Le législateur aurait donc dû essayer de trouver des dispositions "moins attentatoires au droit de ces bénéficiaires au respect de leur vie privée, en général, et à la protection de leurs données à caractère personnel, en particulier, telles que la limitation de la publication de données nominatives relatives auxdits bénéficiaires en fonction des périodes pendant lesquelles ils ont perçu des aides, de la fréquence ou encore du type et de l'importance de celles-ci".
La CJUE conclut que "eu égard au fait que les dérogations à la protection des données à caractère personnel et les limitations de celle-ci doivent s'opérer dans les limites du strict nécessaire et que des mesures portant des atteintes moins importantes pour les personnes physiques audit droit fondamental sont concevables tout en contribuant de manière efficace aux objectifs de la réglementation de l'Union en cause, il doit être constaté que le Conseil et la Commission, en imposant la publication des noms de toutes les personnes physiques bénéficiaires d'aides du FEAGA et du Feader ainsi que des montants précis perçus par ceux-ci, ont excédé les limites qu'impose le respect du principe de proportionnalité".
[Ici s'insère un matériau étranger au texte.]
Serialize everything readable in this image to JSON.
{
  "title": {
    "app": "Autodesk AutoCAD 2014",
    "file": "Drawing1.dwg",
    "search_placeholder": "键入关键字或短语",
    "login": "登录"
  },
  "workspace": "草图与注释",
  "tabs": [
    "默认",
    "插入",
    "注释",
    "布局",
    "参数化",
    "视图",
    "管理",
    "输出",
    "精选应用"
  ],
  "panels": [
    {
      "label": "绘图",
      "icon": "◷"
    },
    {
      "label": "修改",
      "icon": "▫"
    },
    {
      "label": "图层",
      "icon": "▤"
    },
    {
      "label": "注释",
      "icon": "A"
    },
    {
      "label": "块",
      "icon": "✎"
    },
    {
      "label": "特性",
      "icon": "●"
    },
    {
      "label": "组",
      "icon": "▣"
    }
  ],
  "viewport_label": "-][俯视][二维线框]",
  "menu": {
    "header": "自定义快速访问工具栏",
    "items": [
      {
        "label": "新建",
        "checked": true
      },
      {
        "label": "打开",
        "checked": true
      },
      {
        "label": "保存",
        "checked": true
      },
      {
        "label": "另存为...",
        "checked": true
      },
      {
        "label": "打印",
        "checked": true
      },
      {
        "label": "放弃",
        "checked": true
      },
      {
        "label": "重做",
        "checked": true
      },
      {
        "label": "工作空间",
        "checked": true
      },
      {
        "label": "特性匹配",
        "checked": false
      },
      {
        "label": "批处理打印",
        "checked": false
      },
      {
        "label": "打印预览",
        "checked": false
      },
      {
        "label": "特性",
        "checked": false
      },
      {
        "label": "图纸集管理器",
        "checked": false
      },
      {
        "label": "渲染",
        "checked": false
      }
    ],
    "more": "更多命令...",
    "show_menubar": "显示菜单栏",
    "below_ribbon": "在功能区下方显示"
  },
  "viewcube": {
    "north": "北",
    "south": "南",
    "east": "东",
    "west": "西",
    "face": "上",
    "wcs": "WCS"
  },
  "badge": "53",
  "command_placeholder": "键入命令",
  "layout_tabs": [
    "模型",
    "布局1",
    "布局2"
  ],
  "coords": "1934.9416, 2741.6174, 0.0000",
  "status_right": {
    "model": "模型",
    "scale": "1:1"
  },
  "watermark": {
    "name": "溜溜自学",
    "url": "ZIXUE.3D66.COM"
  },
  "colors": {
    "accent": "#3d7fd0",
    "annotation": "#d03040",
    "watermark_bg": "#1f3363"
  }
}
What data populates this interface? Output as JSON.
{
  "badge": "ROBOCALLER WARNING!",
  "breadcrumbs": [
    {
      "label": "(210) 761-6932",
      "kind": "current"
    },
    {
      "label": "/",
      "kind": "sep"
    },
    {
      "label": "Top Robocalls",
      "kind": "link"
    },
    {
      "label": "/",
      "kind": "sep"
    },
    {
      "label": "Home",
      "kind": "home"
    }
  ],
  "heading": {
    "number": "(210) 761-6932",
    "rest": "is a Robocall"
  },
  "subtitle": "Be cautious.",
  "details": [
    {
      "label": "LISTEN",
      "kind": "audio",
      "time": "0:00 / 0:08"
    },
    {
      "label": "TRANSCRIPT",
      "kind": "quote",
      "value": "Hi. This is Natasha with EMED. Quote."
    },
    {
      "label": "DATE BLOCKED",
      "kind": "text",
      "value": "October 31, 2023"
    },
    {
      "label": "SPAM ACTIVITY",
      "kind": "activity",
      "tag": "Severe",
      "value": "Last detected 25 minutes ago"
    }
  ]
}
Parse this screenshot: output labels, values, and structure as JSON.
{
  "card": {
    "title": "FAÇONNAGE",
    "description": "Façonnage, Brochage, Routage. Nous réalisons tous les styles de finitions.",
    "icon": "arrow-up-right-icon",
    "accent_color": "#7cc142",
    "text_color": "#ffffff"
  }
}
Romain Schneider explique ensuite que la Commission estime avoir tenu compte dans sa nouvelle proposition de l’arrêt de la CJUE, dans le sens, précise le ministre, où elle prévoit maintenant un seuil pour la publication, seuil correspondant à celui fixé pour les "petits agriculteurs" dans le cadre de la proposition sur les paiements directs. La proposition est ainsi censée prendre en compte une partie des critères énumérés par la CJUE pour justifier d'une approche équilibrée, à savoir "l'importance" des paiements reçus par les bénéficiaires. Elle ne prend cependant pas en compte "les périodes, la fréquence ou le type".
Dans ce contexte, Romain Schneider précise que la délégation luxembourgeoise avait déjà demandé en 2007, à titre subsidiaire, l'introduction d'un seuil pour la publication.
Toutefois, il indique aussi que le Ministère de l'Agriculture n'est "pas convaincu que la proposition répond de façon satisfaisante aux faiblesses constatées par l'arrêt précité de la Cour de Justice de l'Union Européenne". Des doutes dont il a, rapporte-t-il, fait état à l’occasion du Conseil Agriculture du 22 octobre dernier. Romain Schneider a ainsi demandé un avis du Service juridique du Conseil sur le sujet. Et il assure qu’il suivra de très près l’évolution du dossier.